Plus forte dégradation de la conjoncture dans le secteur manufacturier français depuis janvier 2013

Plus forte dégradation de la conjoncture dans le secteur manufacturier français depuis janvier 2013©Boursier.com

Boursier.com, publié le mercredi 01 avril 2020 à 09h51

Les dernières données PMI du mois de mars confirment la plus forte dégradation de la conjoncture depuis plus de sept ans dans le secteur manufacturier français en mars. En effet, la propagation de l'épidémie de coronavirus a entraîné les plus forts reculs de la production et des nouvelles commandes depuis le début de l'année 2009, tendances qui ont conduit les entreprises à procéder à d'importantes réductions d'effectifs, souligne IHS Markit. Parallèlement, les délais de livraison ont affiché leur plus forte hausse depuis juillet 2000, la fermeture de nombreuses usines ayant entraîné un arrêt de la production d'intrants.

Se repliant de 49,8 en février à 43,2, l'Indice PMI IHS Markit manufacturier signale donc la plus forte détérioration de la conjoncture dans le secteur manufacturier français depuis janvier 2013. L'activité des entreprises s'est repliée dans les trois sous-secteurs étudiés, les secteurs des biens d'équipement et de biens intermédiaires enregistrant les plus forts taux de contraction. L'indice était ressorti à 42,9 en première estimation.

Eliot Kerr, économiste à IHS Markit, commente ainsi les derniers résultats de l'enquête : "les fermetures d'usines résultant de l'épidémie de coronavirus ont très fortement affecté les performances du secteur manufacturier français en mars.

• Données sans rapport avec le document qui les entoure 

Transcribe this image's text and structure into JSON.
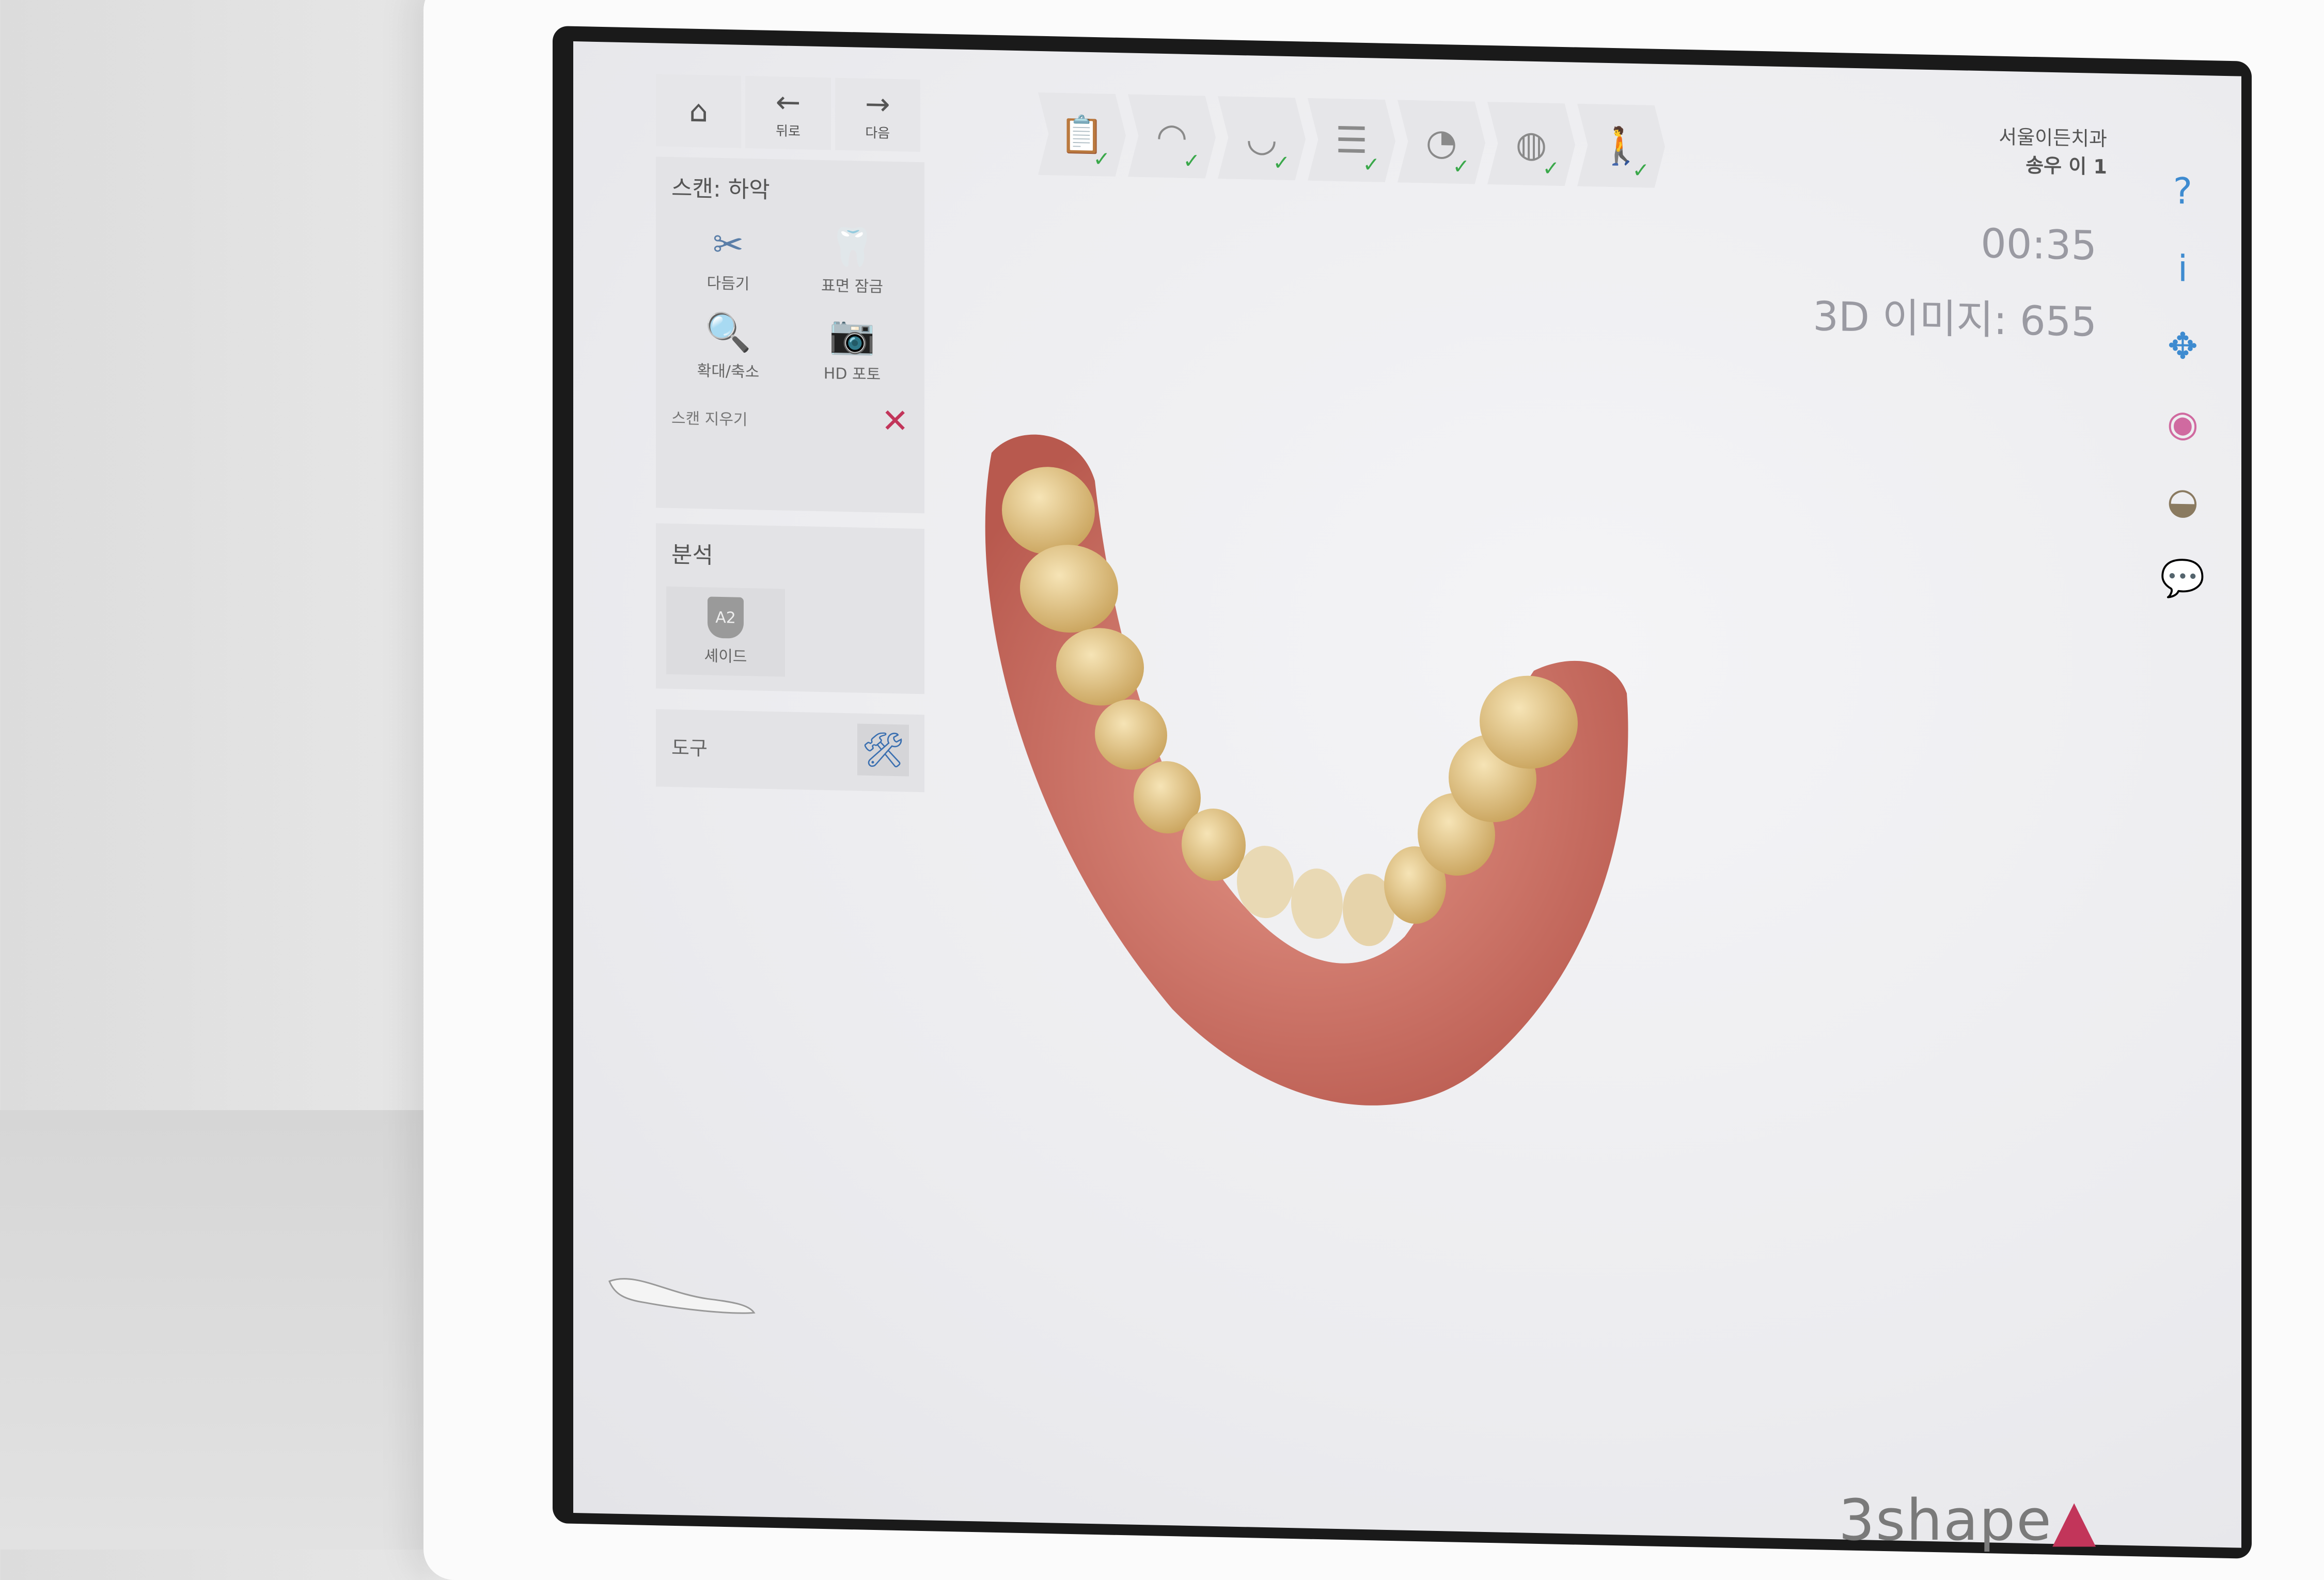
{
  "nav": {
    "back_label": "뒤로",
    "next_label": "다음",
    "home_glyph": "⌂",
    "back_glyph": "←",
    "next_glyph": "→"
  },
  "scan_panel": {
    "title": "스캔: 하악",
    "tools": [
      {
        "icon": "scissors-icon",
        "glyph": "✂",
        "label": "다듬기"
      },
      {
        "icon": "surface-lock-icon",
        "glyph": "🦷",
        "label": "표면 잠금"
      },
      {
        "icon": "magnifier-icon",
        "glyph": "🔍",
        "label": "확대/축소"
      },
      {
        "icon": "camera-icon",
        "glyph": "📷",
        "label": "HD 포토"
      }
    ],
    "erase_label": "스캔 지우기",
    "erase_glyph": "✕"
  },
  "analysis_panel": {
    "title": "분석",
    "shade_label": "셰이드",
    "shade_badge": "A2"
  },
  "tools_panel": {
    "title": "도구",
    "glyph": "🛠"
  },
  "workflow_steps": [
    {
      "icon": "order-form-icon",
      "glyph": "📋",
      "done": "✓"
    },
    {
      "icon": "upper-jaw-icon",
      "glyph": "◠",
      "done": "✓"
    },
    {
      "icon": "lower-jaw-icon",
      "glyph": "◡",
      "done": "✓"
    },
    {
      "icon": "bite-icon",
      "glyph": "☰",
      "done": "✓"
    },
    {
      "icon": "shade-tooth-icon",
      "glyph": "◔",
      "done": "✓"
    },
    {
      "icon": "tooth-icon",
      "glyph": "◍",
      "done": "✓"
    },
    {
      "icon": "patient-icon",
      "glyph": "🚶",
      "done": "✓"
    }
  ],
  "patient": {
    "clinic": "서울이든치과",
    "name": "송우 이 1"
  },
  "timer": "00:35",
  "image_count": "3D 이미지: 655",
  "right_toolbar": [
    {
      "icon": "help-icon",
      "glyph": "?"
    },
    {
      "icon": "info-icon",
      "glyph": "i"
    },
    {
      "icon": "move-icon",
      "glyph": "✥"
    },
    {
      "icon": "color-wheel-icon",
      "glyph": "◉"
    },
    {
      "icon": "tooth-view-icon",
      "glyph": "◒"
    },
    {
      "icon": "comment-icon",
      "glyph": "💬"
    }
  ],
  "brand": {
    "name": "3shape",
    "mark": "▲"
  },
  "colors": {
    "accent": "#3e8bd0",
    "erase": "#c2355a",
    "check": "#3aa84a",
    "gum": "#d9857a",
    "tooth": "#e8c98a"
  }
}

En effet, la production et les nouvelles commandes ont enregistré leurs plus fortes contractions depuis la crise financière mondiale de 2009, témoignant de la sévérité des répercussions de la crise sanitaire actuelle sur l'environnement économique. La pandémie de coronavirus s'est répercutée tant sur le niveau de l'offre que sur celui de la demande. La disponibilité de matières premières et de produits semi-finis a en effet chuté, la fermeture de nombreuses usines et la forte hausse des délais de livraison d'intrants ayant entraîné des ruptures d'approvisionnement en mars. Parallèlement, les dispositifs de restriction de circulation et de confinement imposés par le gouvernement ont fait chuter le niveau de la demande, portant un double coup à l'économie du pays".